'Hands' French, c18th, Richard Day |
The exhibition notes say that museums traditionally aim to observe the hierarchies of history, whereas collectors and artists acquire or visually consume anything and everything that appeals to them personally. And this goes straight to the heart of this show. The small, intimate pieces borrowed from the Day Collection demand your attention because they have this aura of love and care around them. They are all beautiful works of art and where artists have responded to a specific one, they could not fail to have been inspired by it and open a dialogue with the past.
The difference within the commissioned works is vast. Even when the subject is similar they are treated in different ways. The landscapes of Chloe Steele are warm, romantic, apricot and gold, the abstracted light shining out of the canvas. Mark Wright's have the silver moon rising out of vivid purples and greens, colours that threaten to engulf the viewer. Mark was inspired by the tiny atmospheric sketch of his former teacher Alan Reynolds’s ‘Study of trees at Shoreham’.

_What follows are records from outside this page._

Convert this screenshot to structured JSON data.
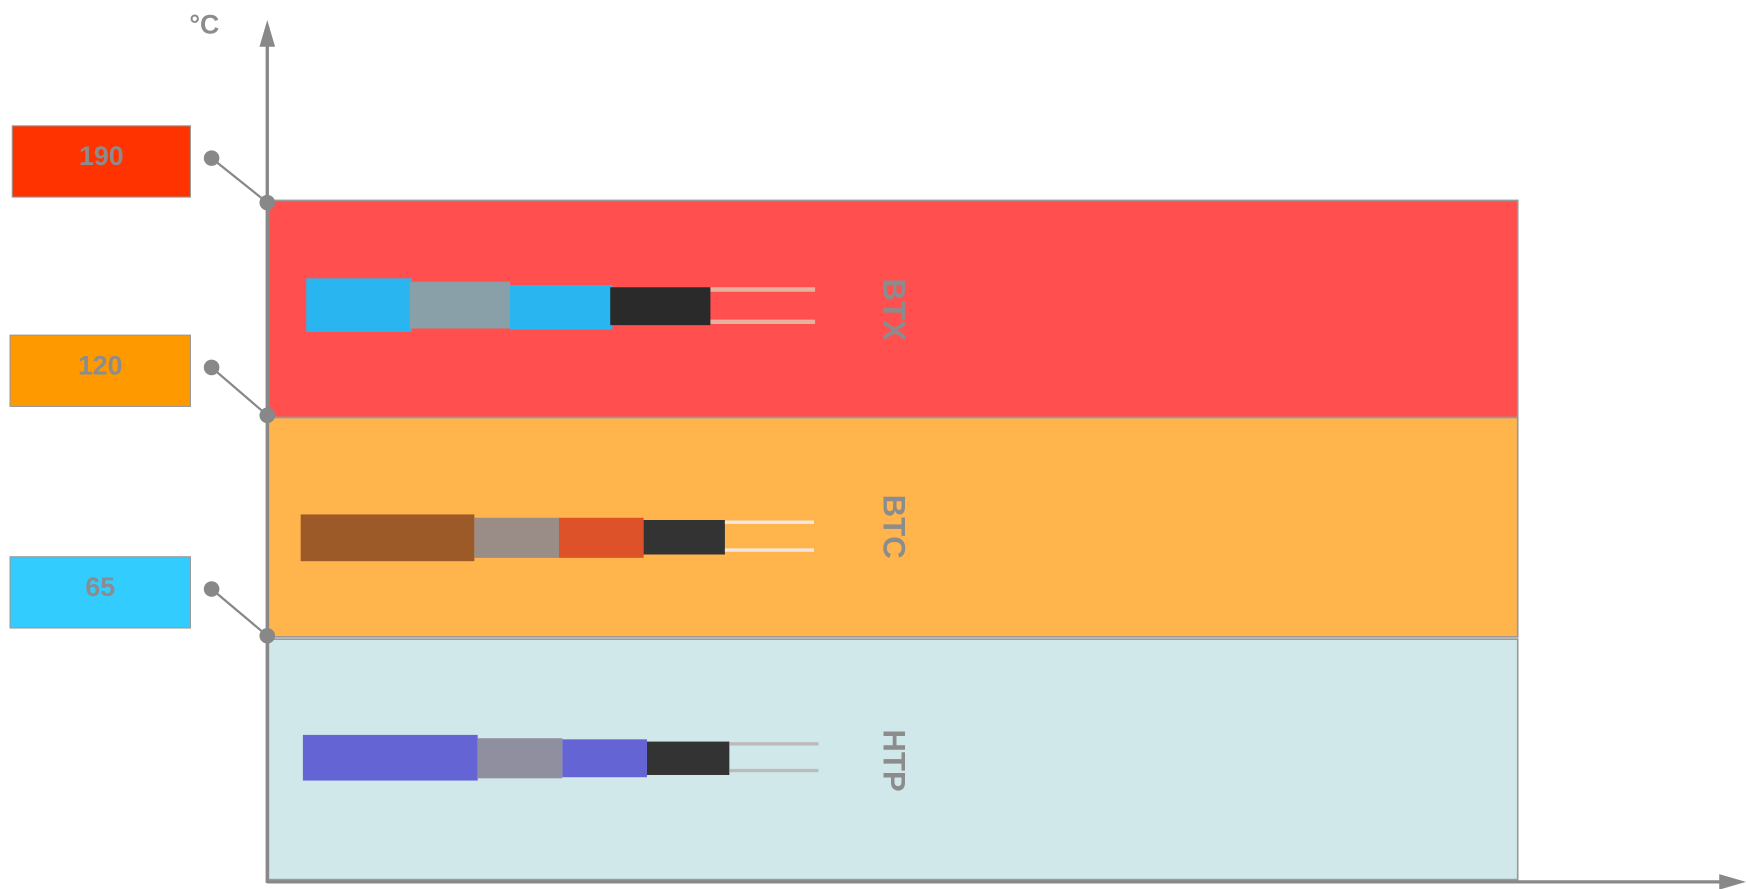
{
  "axis": {
    "unit": "°C"
  },
  "levels": [
    {
      "label": "190"
    },
    {
      "label": "120"
    },
    {
      "label": "65"
    }
  ],
  "bands": [
    {
      "label": "BTX"
    },
    {
      "label": "BTC"
    },
    {
      "label": "HTP"
    }
  ]
}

Richard Stone took the red chalk drawing of a horse by Giuseppe Cesari (1568-1640) and expanded and deconstructed it conceptually; he took the ornate frame, the red chalk, the horse and created a number of 3D tableaux which in all, mimic and recreate the light forward movement of the horse in the drawing. Aly Helyer maintains her familiar grasp of the surreal portrait, four of them created in response to the Abraham Bosse seventeenth century elemental portraits.
During the curator talk, Lucy stated that though there are many genres for ‘Old Master’ works, landscape, portrait, etc., contemporary art appears to have just one label; ‘contemporary’. This classic academy based artificial demarcation of genre or subject is not as important to artists working now as it was to artists in the past. But in an exhibition like this, the curators have to work with the traditional language of these drawings or the dialogue set up in this exhibition would risk being lost in translation. Therefore many of these commissioned pieces are examples of landscape or portrait, consciously echoing their source material – however this is as much curatorial choice as it is artistic.

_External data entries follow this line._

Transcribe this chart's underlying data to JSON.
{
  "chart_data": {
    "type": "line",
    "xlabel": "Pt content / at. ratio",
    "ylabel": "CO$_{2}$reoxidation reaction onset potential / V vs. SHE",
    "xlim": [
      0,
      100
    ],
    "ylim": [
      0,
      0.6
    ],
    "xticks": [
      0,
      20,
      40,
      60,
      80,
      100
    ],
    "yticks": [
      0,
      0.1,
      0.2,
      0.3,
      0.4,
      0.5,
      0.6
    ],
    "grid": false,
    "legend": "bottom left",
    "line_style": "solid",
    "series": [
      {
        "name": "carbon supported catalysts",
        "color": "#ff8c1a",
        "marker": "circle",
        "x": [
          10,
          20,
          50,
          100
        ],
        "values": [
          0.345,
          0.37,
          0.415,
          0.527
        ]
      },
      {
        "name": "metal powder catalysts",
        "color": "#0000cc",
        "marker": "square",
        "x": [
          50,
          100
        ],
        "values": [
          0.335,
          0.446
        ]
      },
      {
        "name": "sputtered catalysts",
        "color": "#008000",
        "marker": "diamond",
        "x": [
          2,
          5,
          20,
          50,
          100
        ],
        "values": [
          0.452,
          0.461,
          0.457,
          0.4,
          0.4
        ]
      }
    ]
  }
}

What perhaps wasn’t expected was such a 'gothic' atmosphere. When I imagine fine seventeenth century etchings, chalk drawings, and a stunning Ludovico Carracci Madonna and child, I didn’t think I’d depart feeling quite so dark. The temporary Fiona MacDonald installation inspired by the Shoreham Ancients of the 1820s with the light supplied by the moon and the barn owl was suitably eerie. Ann-Marie James's astonishingly worked found book plates from the series 'Bernini and other studies' were arresting in their metamorphosing genius. Their art historical antecedents are obvious but they have a touch of Victoriana macabre; the smearing of faces is really disturbing.
The other star of the exhibition was the Gordon Cheung series ‘Revelations’ (2009). Laser cut on to compressed wodges of the Financial Times, the biblical beasts and hellish symbols really need no explanation. The link between the money and banker avarice is clear and the artist is making a political and economic statement. The images he uses are certainly not Old Masters; they belong to an age before. Although these are powerful, it is difficult to see where they fit into the conversation with the other rather polite images.
My final remark is simply a question regarding the title of the exhibition ; 'Old Master Dialogues'. What precisely is an old master? For me it screams dull, dark oils of the very worst kind that you find in terrible art dealers, usually of still life flowers of the Dutch type. So I would prefer not to open a dialogue with some of these awful artists... So despite the off putting name of this exhibition, the channels it opens between the old and new, the found and the rediscovered are extremely thought provoking. And most of all elicit a personal response to what is essentially a very personal art collection.
'Old Master Dialogues' at the Collyer Bristow Gallery runs to 29 Jan 2014.